Gojira – Magma
Release Date: June 17, 2016
I have a long-running theory which holds that most bands perform at the apex of their creative ability over the span of no more than 3 consecutive albums. Without getting into the various reasons why I think this happens, I will admit that the theory is generally tough to quantify especially given the subjective nature of what constitutes a band’s creative peak. Still, it’s an interesting concept to ponder and it makes sense when you think about the career trajectory of just about any band who has released more than 5 albums, with one classic—and obvious—example being Metallica.
As important as Metallica’s Kill ‘Em All was, few would argue that it belongs in the conversation with their next 3 releases which included Ride the Lightning, Master of Puppets, and …And Justice for All. And regardless of your feelings about the direction they took after that time period (beginning with the “Black Album”), or what you think of their studio output from that point forward, there is no argument to be made that Metallica has ever come close to recapturing the magic of those 3 genre-defining albums. And while I don’t think it is fair to compare Gojira to Metallica—particularly because the circumstances that allowed for Metallica’s meteoric rise aren’t likely to be duplicated—it is in the context of Metallica’s career arc that I’ve been thinking about Gojira’s 6th release entitled Magma.
Gojira has been around for 20 years now, but it wasn’t until the 2005 release of From Mars to Sirius that the band started to make serious in-roads with metal fans outside of their native France. Over the course of their next two releases, 2008’s The Way of All Flesh and 2012’s L’Enfant Sauvage, Gojira continued to build a reputation as a band capable of combining the mechanical heaviness of bands like Meshuggah with enough melodical and technical proficiency to generate a sound all their own. It would probably be a gross exaggeration to call Magma a “departure” from the style they established on those 3 albums, but it’s hard to listen to the album without sensing that the band is at a bit of a crossroads here.
The thing that really stands out to me on Magma is the way the album is paced. It opens with “The Shooting Star” which, compared to the typical Gojira track, almost has a ballad-like quality to it. The song’s slow, plodding riff is augmented by robotic vocals that are both clean and distant which isn’t something we’re used to from these guys, but as the album’s opening statement it does a fine job of setting the emotional tone. Magma was written around the time of the death of brothers Joe (guitar, vocals) and Mario (drums) Duplantier’s mother, and it’s fair to say her passing colored the record. This is particularly evident on the album’s proper closing track, “Low Lands”, which evokes memories of the vibe achieved by Tool on 10,000 Days—an album which itself dealt with the loss of a loved one. Then there’s the case of the title track which appears at the center of the album and, in addition to being the album’s most awe-inspiring song, serves as the strongest indicator that Gojira is keen to explore new territory. Outside of those 3 tracks though, and save for two songs that really only serve to take up space (“Yellow Stone” and “Liberation”—the latter of which almost sounds like someone trying to tune a guitar) the album is peppered with vintage Gojira, albeit more direct and polished than their past offerings. Songs like lead single “Stranded”—with its stuttering riffage and straight-to-the-point chorus—and the excellent “Silvera” are bound to be live favorites as they’ll sit comfortably aside everything the band has done to this point. And therein lies the only real issue I have with Magma. There is no denying that the album is both strongly written and well executed, but it sometimes feels like it’s trying to pull you in two very different directions. On the one hand, Gojira seems eager to explore more atmospheric and proggy territory yet, on the other, they seem almost over wary of losing touch with their past.

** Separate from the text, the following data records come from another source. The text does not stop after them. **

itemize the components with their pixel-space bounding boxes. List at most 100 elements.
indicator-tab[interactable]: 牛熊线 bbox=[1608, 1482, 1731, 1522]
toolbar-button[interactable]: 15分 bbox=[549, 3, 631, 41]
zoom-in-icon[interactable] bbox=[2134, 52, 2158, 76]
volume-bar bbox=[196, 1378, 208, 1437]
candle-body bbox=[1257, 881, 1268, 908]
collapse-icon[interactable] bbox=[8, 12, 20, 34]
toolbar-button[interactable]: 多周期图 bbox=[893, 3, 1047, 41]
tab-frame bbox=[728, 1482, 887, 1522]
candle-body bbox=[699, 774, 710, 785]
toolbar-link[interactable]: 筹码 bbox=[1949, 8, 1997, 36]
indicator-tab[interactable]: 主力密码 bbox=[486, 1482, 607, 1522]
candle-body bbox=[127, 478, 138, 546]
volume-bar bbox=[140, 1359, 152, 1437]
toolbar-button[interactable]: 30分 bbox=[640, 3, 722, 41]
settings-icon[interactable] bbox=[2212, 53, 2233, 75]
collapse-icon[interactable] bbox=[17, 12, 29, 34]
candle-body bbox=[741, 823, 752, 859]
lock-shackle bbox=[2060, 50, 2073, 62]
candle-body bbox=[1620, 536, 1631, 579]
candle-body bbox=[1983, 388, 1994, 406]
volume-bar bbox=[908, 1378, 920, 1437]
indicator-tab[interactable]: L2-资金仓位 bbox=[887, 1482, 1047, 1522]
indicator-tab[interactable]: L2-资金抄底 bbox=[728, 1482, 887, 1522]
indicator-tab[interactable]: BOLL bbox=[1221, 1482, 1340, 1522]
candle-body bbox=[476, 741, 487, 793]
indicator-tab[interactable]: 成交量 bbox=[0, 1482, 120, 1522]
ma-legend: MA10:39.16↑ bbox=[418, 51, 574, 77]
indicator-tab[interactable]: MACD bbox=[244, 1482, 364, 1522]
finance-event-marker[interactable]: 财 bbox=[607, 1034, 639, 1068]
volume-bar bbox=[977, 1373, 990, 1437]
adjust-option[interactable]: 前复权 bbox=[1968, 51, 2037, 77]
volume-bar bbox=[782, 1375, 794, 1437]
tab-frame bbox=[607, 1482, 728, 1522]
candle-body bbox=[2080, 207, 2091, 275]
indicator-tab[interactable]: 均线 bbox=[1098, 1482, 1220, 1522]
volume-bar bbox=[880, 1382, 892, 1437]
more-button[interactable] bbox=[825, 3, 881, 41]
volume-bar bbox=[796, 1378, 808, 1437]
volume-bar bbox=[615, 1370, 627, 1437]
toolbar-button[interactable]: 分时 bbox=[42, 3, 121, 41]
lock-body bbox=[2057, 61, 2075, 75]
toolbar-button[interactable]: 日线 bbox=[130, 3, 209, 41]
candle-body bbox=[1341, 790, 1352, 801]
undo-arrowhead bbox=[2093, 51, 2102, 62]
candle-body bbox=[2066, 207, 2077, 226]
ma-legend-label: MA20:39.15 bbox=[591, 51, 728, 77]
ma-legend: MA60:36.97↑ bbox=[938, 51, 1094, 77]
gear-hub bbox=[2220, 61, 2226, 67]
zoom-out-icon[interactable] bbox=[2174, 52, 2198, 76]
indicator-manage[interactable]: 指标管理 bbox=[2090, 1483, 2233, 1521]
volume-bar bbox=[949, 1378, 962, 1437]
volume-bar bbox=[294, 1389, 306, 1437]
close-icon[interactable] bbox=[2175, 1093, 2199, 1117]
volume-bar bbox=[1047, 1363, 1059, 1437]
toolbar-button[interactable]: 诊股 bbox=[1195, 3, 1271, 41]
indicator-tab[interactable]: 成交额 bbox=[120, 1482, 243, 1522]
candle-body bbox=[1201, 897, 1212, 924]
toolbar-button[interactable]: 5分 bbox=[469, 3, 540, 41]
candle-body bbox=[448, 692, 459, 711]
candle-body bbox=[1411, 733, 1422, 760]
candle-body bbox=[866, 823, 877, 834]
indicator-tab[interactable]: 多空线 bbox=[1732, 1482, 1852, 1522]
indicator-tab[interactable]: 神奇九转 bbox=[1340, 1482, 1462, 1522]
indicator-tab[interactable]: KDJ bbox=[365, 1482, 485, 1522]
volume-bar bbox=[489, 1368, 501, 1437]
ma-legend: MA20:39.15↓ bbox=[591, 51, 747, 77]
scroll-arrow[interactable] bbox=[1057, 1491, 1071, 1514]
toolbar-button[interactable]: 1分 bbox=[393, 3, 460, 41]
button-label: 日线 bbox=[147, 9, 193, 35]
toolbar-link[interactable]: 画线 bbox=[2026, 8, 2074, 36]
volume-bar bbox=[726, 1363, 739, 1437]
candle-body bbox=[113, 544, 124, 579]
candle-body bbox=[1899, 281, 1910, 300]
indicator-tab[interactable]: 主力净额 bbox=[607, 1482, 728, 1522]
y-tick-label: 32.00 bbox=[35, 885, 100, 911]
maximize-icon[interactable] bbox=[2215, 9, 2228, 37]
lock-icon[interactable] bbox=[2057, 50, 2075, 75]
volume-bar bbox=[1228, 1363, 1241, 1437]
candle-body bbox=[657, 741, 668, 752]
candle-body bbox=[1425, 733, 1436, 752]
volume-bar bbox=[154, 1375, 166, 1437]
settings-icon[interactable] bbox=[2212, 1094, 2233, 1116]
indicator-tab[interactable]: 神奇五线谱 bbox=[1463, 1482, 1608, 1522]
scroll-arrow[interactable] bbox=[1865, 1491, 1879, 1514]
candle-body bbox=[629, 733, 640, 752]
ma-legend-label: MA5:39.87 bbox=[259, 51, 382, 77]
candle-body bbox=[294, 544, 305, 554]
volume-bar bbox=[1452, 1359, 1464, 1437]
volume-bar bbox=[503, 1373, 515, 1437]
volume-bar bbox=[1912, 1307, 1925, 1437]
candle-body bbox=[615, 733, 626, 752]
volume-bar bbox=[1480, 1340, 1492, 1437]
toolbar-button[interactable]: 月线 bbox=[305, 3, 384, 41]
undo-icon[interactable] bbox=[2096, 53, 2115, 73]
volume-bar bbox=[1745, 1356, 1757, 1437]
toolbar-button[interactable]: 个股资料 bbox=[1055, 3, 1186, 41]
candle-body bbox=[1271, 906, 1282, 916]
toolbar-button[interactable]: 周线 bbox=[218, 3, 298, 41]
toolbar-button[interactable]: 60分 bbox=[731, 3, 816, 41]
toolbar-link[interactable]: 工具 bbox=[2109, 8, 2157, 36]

Maybe that’s OK though. History is littered with bands who’ve turned the corner too quickly only to lose their sense of direction. On Magma, Gojira seem keenly aware that the road that lies ahead is different from the one they’ve traversed to this point. Here’s hoping they fully embrace the journey in the future and, if they do, Magma will likely be remembered as an album that served as an intriguing glimpse into the future of a band whose best work was just around the bend.